第36話邪魔をしてくる軍を排除するぞ!

 ぐちゅり。


 執拗に怒りを込めた張り手が地面に叩きつけられる。されど怒りは止まず二度、三度と地面を叩く。癇癪をおこす子供のようにヒトだったものをバラバラにすり潰す。


 むしゃり。


 食べる意味もないのに、周囲に響き渡るように歯ぎしりを行う。されど心は晴れずヒトのようなものを奥歯で轢き肉にする。


 「ぁっ■■■!」

 

 ヒトには断末魔すら許さぬと眼窩がんかの底に光のようなものが収束し放たれる。地面の上に、我が物顔で聳え立つビル群が一つ、二つ、三つと貫かれ四つ目でとまり。ドロドロに溶けて行く。
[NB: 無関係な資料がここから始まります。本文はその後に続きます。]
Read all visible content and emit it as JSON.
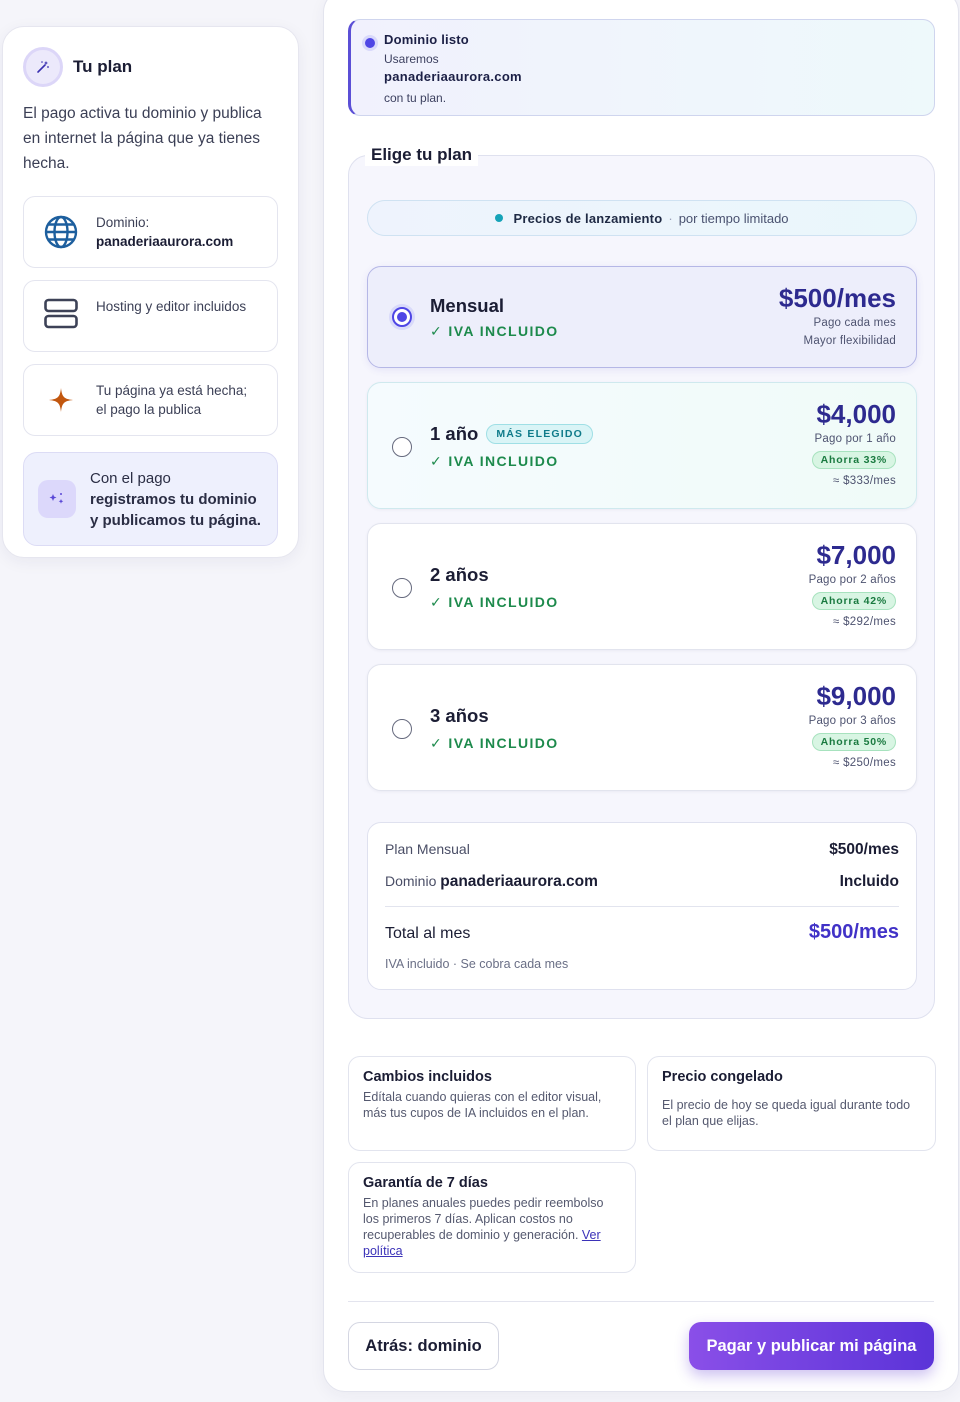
{
  "sidebar": {
    "title": "Tu plan",
    "description": "El pago activa tu dominio y publica en internet la página que ya tienes hecha.",
    "cards": [
      {
        "icon": "globe-icon",
        "label": "Dominio:",
        "value": "panaderiaaurora.com"
      },
      {
        "icon": "server-icon",
        "label": "Hosting y editor incluidos"
      },
      {
        "icon": "sparkle-icon",
        "label": "Tu página ya está hecha; el pago la publica"
      }
    ],
    "note": {
      "icon": "sparkles-icon",
      "line1": "Con el pago",
      "line2": "registramos tu dominio",
      "line3": "y publicamos tu página."
    }
  },
  "banner": {
    "heading": "Dominio listo",
    "line1": "Usaremos",
    "domain": "panaderiaaurora.com",
    "line2": "con tu plan."
  },
  "plans_section": {
    "title": "Elige tu plan",
    "launch_bold": "Precios de lanzamiento",
    "launch_sep": "·",
    "launch_text": "por tiempo limitado",
    "plans": [
      {
        "name": "Mensual",
        "iva": "✓ IVA INCLUIDO",
        "price": "$500/mes",
        "sub1": "Pago cada mes",
        "sub2": "Mayor flexibilidad",
        "selected": true
      },
      {
        "name": "1 año",
        "badge": "MÁS ELEGIDO",
        "iva": "✓ IVA INCLUIDO",
        "price": "$4,000",
        "sub1": "Pago por 1 año",
        "save": "Ahorra 33%",
        "monthly": "≈ $333/mes"
      },
      {
        "name": "2 años",
        "iva": "✓ IVA INCLUIDO",
        "price": "$7,000",
        "sub1": "Pago por 2 años",
        "save": "Ahorra 42%",
        "monthly": "≈ $292/mes"
      },
      {
        "name": "3 años",
        "iva": "✓ IVA INCLUIDO",
        "price": "$9,000",
        "sub1": "Pago por 3 años",
        "save": "Ahorra 50%",
        "monthly": "≈ $250/mes"
      }
    ]
  },
  "summary": {
    "plan_label": "Plan Mensual",
    "plan_value": "$500/mes",
    "domain_label": "Dominio",
    "domain_name": "panaderiaaurora.com",
    "domain_value": "Incluido",
    "total_label": "Total al mes",
    "total_value": "$500/mes",
    "note": "IVA incluido · Se cobra cada mes"
  },
  "info": {
    "changes_title": "Cambios incluidos",
    "changes_body": "Edítala cuando quieras con el editor visual, más tus cupos de IA incluidos en el plan.",
    "price_title": "Precio congelado",
    "price_body": "El precio de hoy se queda igual durante todo el plan que elijas.",
    "guarantee_title": "Garantía de 7 días",
    "guarantee_body": "En planes anuales puedes pedir reembolso los primeros 7 días. Aplican costos no recuperables de dominio y generación.",
    "guarantee_link": "Ver política"
  },
  "actions": {
    "back": "Atrás: dominio",
    "pay": "Pagar y publicar mi página"
  },
  "colors": {
    "accent": "#4f46e5",
    "price": "#2d2a8f",
    "iva_green": "#1d8a4c",
    "pay_gradient_start": "#8a4fe8",
    "pay_gradient_end": "#5b33d8"
  }
}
 収まらぬ殺意はとどまるとこを知らない。今の光で数百の命の花が弾け咲いた。

 

 いたぁい。


 首筋にギシリと奥まで響く鈍痛が、なんだぁ? 俺の邪魔をするんじゃあねえぞぉ? 俺はぁ怒りを【表す神】だ。

 消えぬ怒りの業火ごうかと、膨張し自らをも焼きつくす増悪の劫火ごうかなりぃ。ひざまけ、平伏ひれふせ、こうべを垂れろ。さすれば先に死をたまわろうぞ?







 がしゃ髑髏の首筋に最大出力のダガー二本で、骨の継ぎ目を狙い定め全力で切り込んだはずだがひびぐらいしかはいりゃしねぇ。

 がしゃ髑髏の周辺に黒い霧のようなものが現出し、違和感を感じた時には地面に叩き付けられていた。


『周辺に高重力場が観測されています至急退避を』


「――ッッできれば――やってるッ…………」


 自機も重力のおりに捕らわれる、コクピット内に各部位の損傷を示すステータスが表示され警告音が鳴り響く。胴部に一番の高負荷が念入りかかっており、機体の姿は正に頭を垂れる犯罪者のようだ。


 体積が大きく機体の出力では脱出することはできない。数瞬の状況判断で[体術Ⅰ][隠密Ⅰ]を取得、残りZPは千を切ったか……。

 機体の重要部を抜きとり自爆シークエンスに入る。


「すまない。すぐに直してやるからな」


 地面に面しているハッチをブレイドモードで切り裂き地面を人のサイズに掘り抜く。

 背後を副腕で庇い気配も消す、間もなく機体が爆発し辺りに衝撃をまき散らす。

 死んだことに満足したのか、がしゃ髑髏は中心街に向かって破壊活動を再開する。




◇ 




 見つからないように物陰に隠れ、がしゃ髑髏をやり過ごす。先程から通信が入っているので応答する。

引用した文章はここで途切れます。